Чарльз был окончательно сбит с толку; он чувствовал себя третьесортным образцом товара, какой-то неудачно скроенной салфеткой — жертвой эволюции во всех отношениях. Намеки мистера Фримена сделали свое дело: все дремавшие в нем подозрения насчет бесполезности собственного существования пробудились с новой силой. Чарльз сознавал, что для отца Эрнестины он бездельник и трутень, и понимал, чего от него ждут: он обязан отработать женино приданое. Он хотел бы укрыться за ширмой холодной сдержанности — но в голосе мистера Фримена, кроме настойчивости, сквозила теплота: он обращался к будущему зятю уже по-родственному. Вся его прошлая жизнь вдруг представилась Чарльзу как приятная прогулка по живописным холмам; теперь же перед ним простиралась бескрайняя унылая равнина, и где-то далеко маячила конечная цель его пути — но в отличие от другого, более знаменитого паломника, он видел впереди не Счастие и Совершенствование, а только Долг и Унижение.
С трудом он заставил себя взглянуть в глаза мистеру Фримену — выжидающие, пристальные, всему знающие цену.
— Должен признаться, вы застигли меня несколько врасплох.
— Я прошу только об одном: подумайте над моим предложением.
— Непременно. Разумеется. Серьезнейшим образом подумаю.
Мистер Фримен направился к двери и, открыв ее, с улыбкой повернулся к Чарльзу.
— Боюсь, что вам предстоит еще одно испытание. Миссис Фримен уже сгорает от нетерпения — она жаждет услышать все свеженькие лаймские сплетни.
Они прошли широким коридором и оказались на просторной лестничной площадке, с которой открывался вид на внушительных размеров вестибюль.
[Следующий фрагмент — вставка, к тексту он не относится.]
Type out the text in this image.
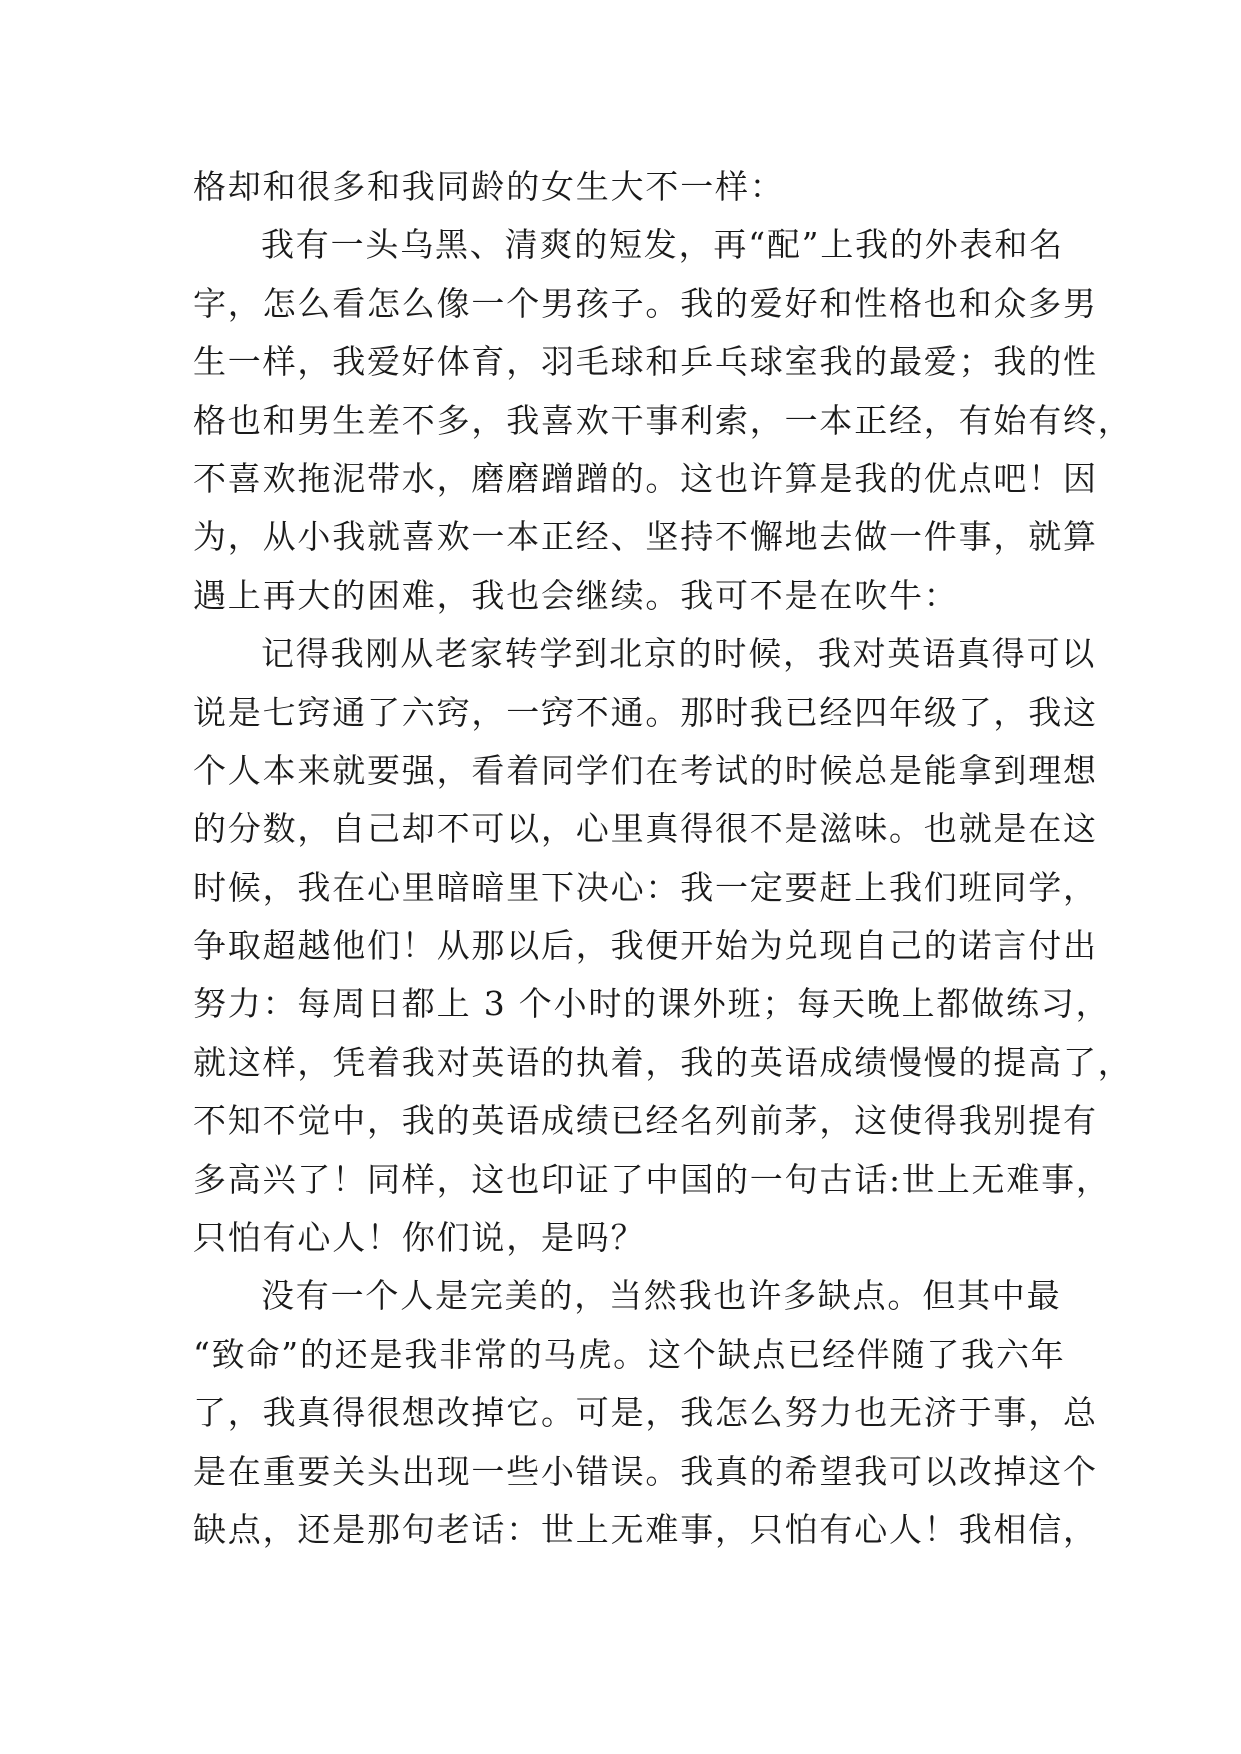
格却和很多和我同龄的女生大不一样：
我有一头乌黑、清爽的短发，再“配”上我的外表和名
字，怎么看怎么像一个男孩子。我的爱好和性格也和众多男
生一样，我爱好体育，羽毛球和乒乓球室我的最爱；我的性
格也和男生差不多，我喜欢干事利索，一本正经，有始有终，
不喜欢拖泥带水，磨磨蹭蹭的。这也许算是我的优点吧！因
为，从小我就喜欢一本正经、坚持不懈地去做一件事，就算
遇上再大的困难，我也会继续。我可不是在吹牛：
记得我刚从老家转学到北京的时候，我对英语真得可以
说是七窍通了六窍，一窍不通。那时我已经四年级了，我这
个人本来就要强，看着同学们在考试的时候总是能拿到理想
的分数，自己却不可以，心里真得很不是滋味。也就是在这
时候，我在心里暗暗里下决心：我一定要赶上我们班同学，
争取超越他们！从那以后，我便开始为兑现自己的诺言付出
努力：每周日都上 3 个小时的课外班；每天晚上都做练习，
就这样，凭着我对英语的执着，我的英语成绩慢慢的提高了，
不知不觉中，我的英语成绩已经名列前茅，这使得我别提有
多高兴了！同样，这也印证了中国的一句古话:世上无难事，
只怕有心人！你们说，是吗？
没有一个人是完美的，当然我也许多缺点。但其中最
“致命”的还是我非常的马虎。这个缺点已经伴随了我六年
了，我真得很想改掉它。可是，我怎么努力也无济于事，总
是在重要关头出现一些小错误。我真的希望我可以改掉这个
缺点，还是那句老话：世上无难事，只怕有心人！我相信，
Его убранство почти во всем соответствовало новейшим вкусам. Однако же, спускаясь по ступеням пологой лестницы, навстречу ожидавшему в почтительной позе лакею, Чарльз чувствовал себя как лев в железной клетке; его не покидало смутное ощущение униженности. Внезапно он испытал прилив острой тоски по нежно им любимому Винзиэтту с его «дурацкими» старыми картинами и нелепой прадедовской мебелью; он все бы отдал за вековую прочность и надежность его стен, за царившую в них атмосферу sa-voir-vivre. В отвлеченном виде теория эволюции казалась необыкновенно заманчивой; на практике же она оборачивалась наглой, выставленной напоказ вульгарностью, такой же нестерпимой, как свежепозолоченные коринфские колонны по обеим сторонам дверей в гостиную, у которых Чарльз и его мучитель задержались на секунду («Мистер Смитсон, сударыня!»), прежде чем переступить порог.
В думах потомков моих на мне отразится — как знать? —
Век золотой, и его свет воссияет в веках;
Тело и сердце умрут, но останется эта печать —
Иначе стоит ли жить? Все мы лишь пепел да прах.
Когда Чарльз наконец покинул особняк Фрименов, на город уже спустились прохладные, свежие сумерки; повсюду зажглись газовые фонари. В легком вечернем тумане аромат весенней листвы Гайд-парка смешивался с давно привычным запахом сажи. Стоя на широких ступенях парадного входа, Чарльз вдохнул этот терпкий, чисто лондонский воздух и, отпустив поджидавший его экипаж, решил пройтись пешком.
Еще без всякой определенной цели, он направился в сторону своего клуба на площади Сент-Джеймс вдоль ограды Гайд-парка — той самой массивной чугунной ограды, которая три недели спустя рухнула под напором разъяренной толпы (на глазах его смертельно перепуганного недавнего собеседника) и тем самым ускорила принятие знаменитого Билля о реформе. Миновав ограду, он повернул на Парк-лейн. Но эта улица была так запружена каретами, что Чарльзу не захотелось по ней идти. Уличные пробки в викторианские времена были ничуть не лучше нынешних, а шума от них было даже гораздо больше — колеса делались тогда с железными шинами, и все они немилосердно скрежетали по гранитной брусчатке мостовой. Поэтому Чарльз решил срезать путь и свернул наугад в одну из улиц, ведущих к центру Мейфэра. Туман тем временем сгустился — не настолько, чтобы поглотить все окружающее, но достаточно для того, чтобы придать домам, экипажам, прохожим призрачную расплывчатость сновидений, — словно по городу шагал не он, а пришелец из иного мира, некий новоявленный Кандид, воспринимающий только внешнюю оболочку вещей и событий, человек, внезапно утративший чувство иронии.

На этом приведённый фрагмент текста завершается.